Ms. ARMSTRONG: Right up on the dawn of the scientific revolution, you have John Calvin saying that the Bible has nothing at all to tell us about science, and he's very cross with what he calls frantic persons who are trying to impede science by saying it doesn't agree with the Bible. He said if you want to learn about cosmology, don't go to the Bible; go elsewhere.

GROSS: So you're saying this is relatively new because until the 16th and 17th century, no one expected that science could prove the existence of God. Therefore, nobody expected that kind of literal proof.

Ms. ARMSTRONG: Nobody expected literal proof from Scripture, and that's whether you look in the Jewish world, people like Maimonides (ph); in the Muslim world, people like Abu Sina or Al-Ghazali; or in the Christian world with Thomas Aquinas.

Religion wasn't about answering questions that we could answer perfectly well by our powers of logos, of reason and science. Religion was helping us to deal with aspects of life, facts of life for which there are no easy answers.

So there you have it. Using the Bible as a science textbook makes as much sense as using "The Joy of Cooking" to figure out how the internal combustion engine works. It is not where you go to better understand geology, psychology, human sexuality, physiology or (ask Galileo!) ... astronomy.

How do I balance faith with science? Final answer:

8 comments:

JimB said...

Hmm... I suppose the question arises because some very marginal scientific thinkers (cf. Dawkins, Hitchens inter alia) keep trying to use a cheap caricature of Genesis and in Dawkins case an amazing misstatement of the Gospels that would do credit to the schismipalians to "discredit" Christianity. Of course the 'creationists' then play straight into their hand. Alas.

FWIW
jimB

janinsanfran said...

I loved Karen Armstrong's interview with Terry Gross -- hope many folks grab the podcast.

Mitchell said...

This book is so liberating! I can now go to church and be a member without believing in the resurection. What a relief!

Mitchell said...

I need to work on my spelling

Resurrection

Resurrection

Resurrection

MadPriest said...

For Christians with a realist understanding of God, the apologetic line that science and faith are two different things (like apples and oranges) is unadulterated dualism. Okay, there is more to faith than just science, but, if God is, was or is and was involved in his creation, then God is as much an observable reality as gravity.

The refusal of most scientists (including many who are Christians) to include God in their studies leaves a bloody, big elephant walking around the room. An obvious example of this is evolutionary theory. The natural selection bit of the theory is so untenable, if you think about it, that there must be something really big missing from the equation. This may or may not be God, but, because admitting there is something intelligent (or with the appearance of intelligence) at work within evolution allows the possibility of God, most scientists just refuse to contemplate the absurdity of this part of evolutionary theory.
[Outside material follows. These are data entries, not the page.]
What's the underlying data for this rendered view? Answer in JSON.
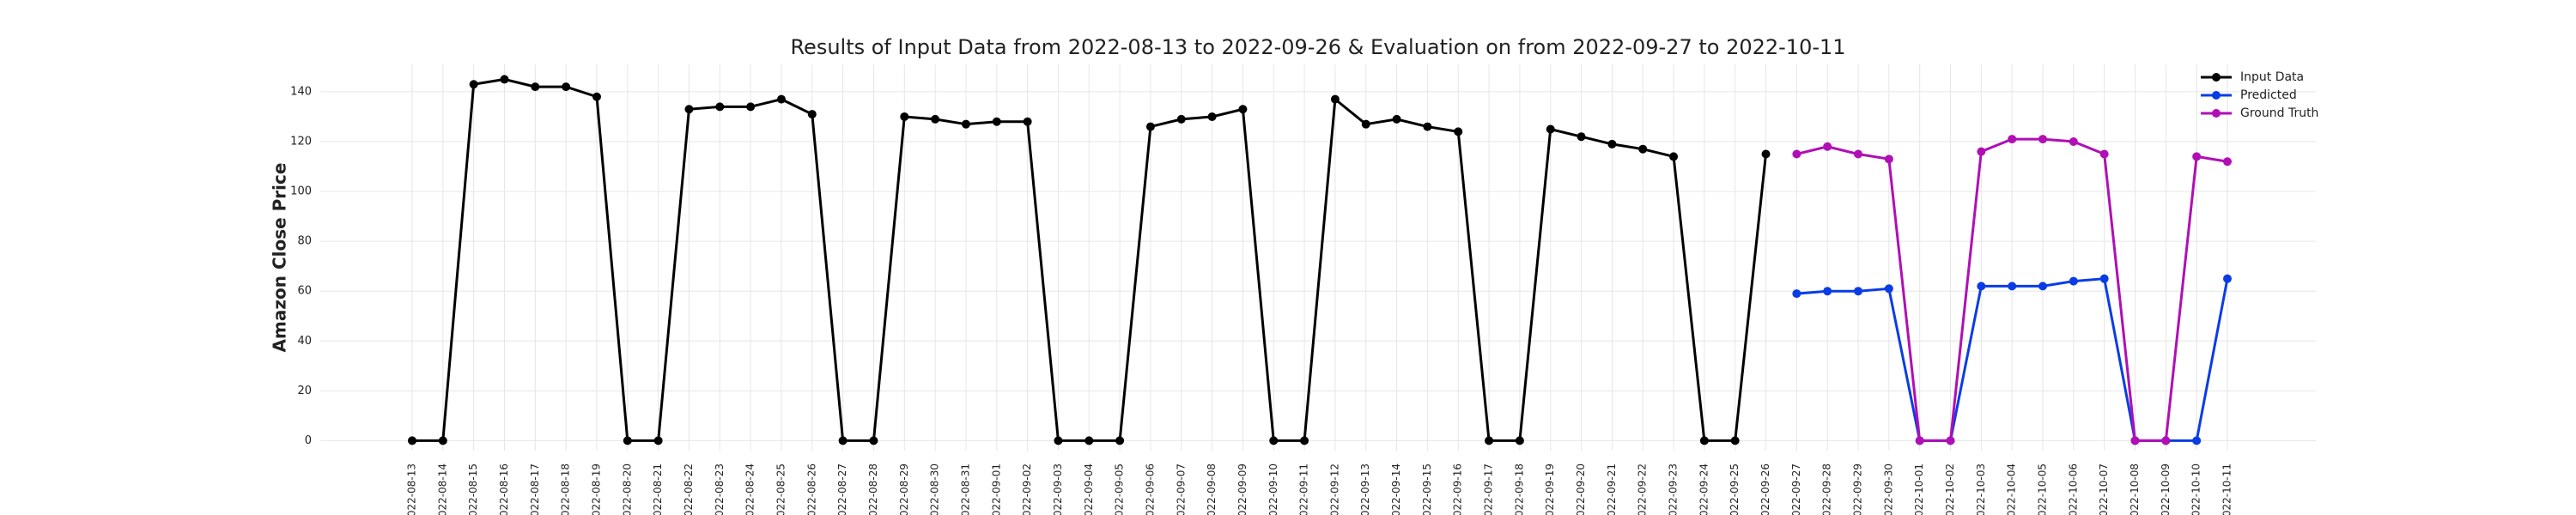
{
  "chart_data": {
    "type": "line",
    "title": "Results of Input Data from 2022-08-13 to 2022-09-26 & Evaluation on from 2022-09-27 to 2022-10-11",
    "ylabel": "Amazon Close Price",
    "categories": [
      "2022-08-13",
      "2022-08-14",
      "2022-08-15",
      "2022-08-16",
      "2022-08-17",
      "2022-08-18",
      "2022-08-19",
      "2022-08-20",
      "2022-08-21",
      "2022-08-22",
      "2022-08-23",
      "2022-08-24",
      "2022-08-25",
      "2022-08-26",
      "2022-08-27",
      "2022-08-28",
      "2022-08-29",
      "2022-08-30",
      "2022-08-31",
      "2022-09-01",
      "2022-09-02",
      "2022-09-03",
      "2022-09-04",
      "2022-09-05",
      "2022-09-06",
      "2022-09-07",
      "2022-09-08",
      "2022-09-09",
      "2022-09-10",
      "2022-09-11",
      "2022-09-12",
      "2022-09-13",
      "2022-09-14",
      "2022-09-15",
      "2022-09-16",
      "2022-09-17",
      "2022-09-18",
      "2022-09-19",
      "2022-09-20",
      "2022-09-21",
      "2022-09-22",
      "2022-09-23",
      "2022-09-24",
      "2022-09-25",
      "2022-09-26",
      "2022-09-27",
      "2022-09-28",
      "2022-09-29",
      "2022-09-30",
      "2022-10-01",
      "2022-10-02",
      "2022-10-03",
      "2022-10-04",
      "2022-10-05",
      "2022-10-06",
      "2022-10-07",
      "2022-10-08",
      "2022-10-09",
      "2022-10-10",
      "2022-10-11"
    ],
    "series": [
      {
        "name": "Input Data",
        "color": "#000000",
        "values": [
          0,
          0,
          143,
          145,
          142,
          142,
          138,
          0,
          0,
          133,
          134,
          134,
          137,
          131,
          0,
          0,
          130,
          129,
          127,
          128,
          128,
          0,
          0,
          0,
          126,
          129,
          130,
          133,
          0,
          0,
          137,
          127,
          129,
          126,
          124,
          0,
          0,
          125,
          122,
          119,
          117,
          114,
          0,
          0,
          115,
          null,
          null,
          null,
          null,
          null,
          null,
          null,
          null,
          null,
          null,
          null,
          null,
          null,
          null,
          null
        ]
      },
      {
        "name": "Predicted",
        "color": "#0a3ce6",
        "values": [
          null,
          null,
          null,
          null,
          null,
          null,
          null,
          null,
          null,
          null,
          null,
          null,
          null,
          null,
          null,
          null,
          null,
          null,
          null,
          null,
          null,
          null,
          null,
          null,
          null,
          null,
          null,
          null,
          null,
          null,
          null,
          null,
          null,
          null,
          null,
          null,
          null,
          null,
          null,
          null,
          null,
          null,
          null,
          null,
          null,
          59,
          60,
          60,
          61,
          0,
          0,
          62,
          62,
          62,
          64,
          65,
          0,
          0,
          0,
          65
        ]
      },
      {
        "name": "Ground Truth",
        "color": "#b00fb5",
        "values": [
          null,
          null,
          null,
          null,
          null,
          null,
          null,
          null,
          null,
          null,
          null,
          null,
          null,
          null,
          null,
          null,
          null,
          null,
          null,
          null,
          null,
          null,
          null,
          null,
          null,
          null,
          null,
          null,
          null,
          null,
          null,
          null,
          null,
          null,
          null,
          null,
          null,
          null,
          null,
          null,
          null,
          null,
          null,
          null,
          null,
          115,
          118,
          115,
          113,
          0,
          0,
          116,
          121,
          121,
          120,
          115,
          0,
          0,
          114,
          112
        ]
      }
    ],
    "ylim": [
      -4,
      151
    ],
    "yticks": [
      0,
      20,
      40,
      60,
      80,
      100,
      120,
      140
    ],
    "grid": true,
    "legend": "upper right"
  }
}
Of course, this means they will never discover a non-divine cause as much as it means they will never discover a divine one.

If God is real, then God and God's actions in the universe are observable.

uffda51 said...

My mother was a Lutheran preacher's kid. My father, and his father and uncle, were world-class scientists.

Apples. Oranges.

SUSAN RUSSELL said...

And I keep thinking of my favorite childhood-AND-adulthood author: Madeline L'Engle ... who had SUCH a gift for weaving the mysteries of quantum physics with the mysteries of the God of Abundant Love. Why should we have to "balance" two things that are complimentary -- not contradictory?

Mitchell said...

Hey Susan,

Do you think that the resurrection of Christ was a historical fact?

And if so what about all the other resurrection myths that may even have come before the one about Jesus?